Traditional Wellness · 7 min read · Updated 2026-07-17 · Qi & Leaf Editorial Team
The Five Phases Are Not Five Organ Diagnoses
The five phases are a traditional system of relationships and change. A common online shortcut assigns each phase to an organ and then claims a quiz has discovered liver, heart, spleen, lung or kidney dysfunction. That shortcut is both historically thin and medically unsafe.
A network, not five isolated boxes
Traditional phase theory links seasons, qualities, movements and functional relationships. Different texts and schools emphasize different correspondences. Reducing it to five shopping personas removes most of the context.

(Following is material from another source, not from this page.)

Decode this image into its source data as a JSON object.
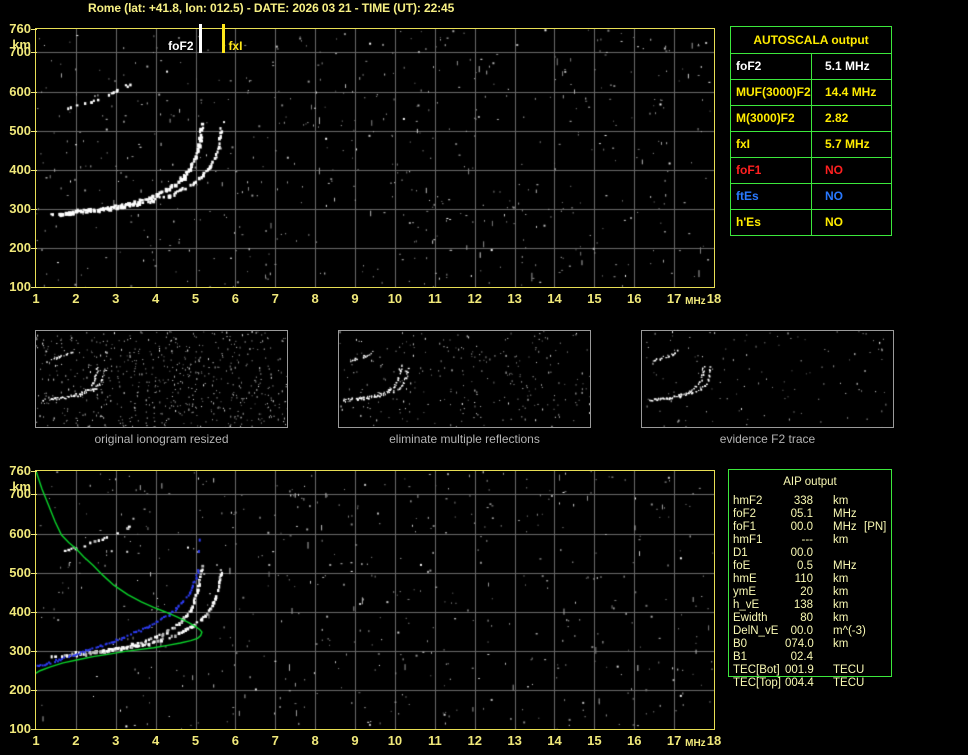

Organ words do not map cleanly
A traditional “liver” discussion is not the same as a modern liver-function test. A “kidney” pattern is not a diagnosis of chronic kidney disease. English translation makes the terms look more equivalent than they are.
Use phases for cultural study
Phase theory can enrich reading about seasonality, food culture and historical medicine. It should not determine whether a customer needs a supplement or whether a symptom is safe to manage alone.

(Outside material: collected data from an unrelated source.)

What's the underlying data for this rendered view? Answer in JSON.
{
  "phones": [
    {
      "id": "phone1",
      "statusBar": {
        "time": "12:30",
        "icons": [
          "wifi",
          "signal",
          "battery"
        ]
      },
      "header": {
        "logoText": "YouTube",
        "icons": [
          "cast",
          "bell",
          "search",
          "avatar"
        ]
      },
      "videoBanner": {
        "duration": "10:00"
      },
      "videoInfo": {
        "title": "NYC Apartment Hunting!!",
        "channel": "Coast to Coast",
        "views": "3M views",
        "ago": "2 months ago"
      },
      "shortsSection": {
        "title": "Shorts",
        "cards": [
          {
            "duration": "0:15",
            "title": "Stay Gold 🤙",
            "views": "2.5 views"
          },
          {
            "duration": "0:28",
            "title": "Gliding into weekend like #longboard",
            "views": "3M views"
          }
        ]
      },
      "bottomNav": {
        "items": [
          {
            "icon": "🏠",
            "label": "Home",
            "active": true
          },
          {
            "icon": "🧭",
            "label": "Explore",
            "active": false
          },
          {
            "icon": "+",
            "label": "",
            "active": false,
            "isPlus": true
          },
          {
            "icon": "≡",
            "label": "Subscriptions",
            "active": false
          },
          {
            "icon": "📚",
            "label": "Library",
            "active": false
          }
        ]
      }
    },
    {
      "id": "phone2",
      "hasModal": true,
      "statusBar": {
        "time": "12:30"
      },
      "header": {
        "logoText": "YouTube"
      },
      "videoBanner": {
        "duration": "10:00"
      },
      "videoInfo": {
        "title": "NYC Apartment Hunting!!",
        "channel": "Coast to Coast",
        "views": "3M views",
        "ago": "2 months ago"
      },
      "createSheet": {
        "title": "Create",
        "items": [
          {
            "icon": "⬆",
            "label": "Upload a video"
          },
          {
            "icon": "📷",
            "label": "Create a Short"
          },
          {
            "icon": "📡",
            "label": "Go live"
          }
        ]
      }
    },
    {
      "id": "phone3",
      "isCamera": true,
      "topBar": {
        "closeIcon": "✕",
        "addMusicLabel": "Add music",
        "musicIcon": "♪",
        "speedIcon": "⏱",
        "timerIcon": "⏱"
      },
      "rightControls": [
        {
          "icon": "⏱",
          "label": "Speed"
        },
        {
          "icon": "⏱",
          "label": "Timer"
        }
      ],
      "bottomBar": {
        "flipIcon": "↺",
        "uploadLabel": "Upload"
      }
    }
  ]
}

Consumer pages need ordinary nouns
A product page should name ginger, green tea, rose or chrysanthemum—not imply that the ingredient repairs a corresponding organ. Clear ingredients are more useful than a dramatic elemental claim.
Frequently asked questions
Can Qi & Leaf tell me my element?
No. We explain traditional frameworks but do not assign medical or constitutional identities.
Why avoid organ-based product names?
Because customers may mistake a metaphor or traditional correspondence for a medical claim.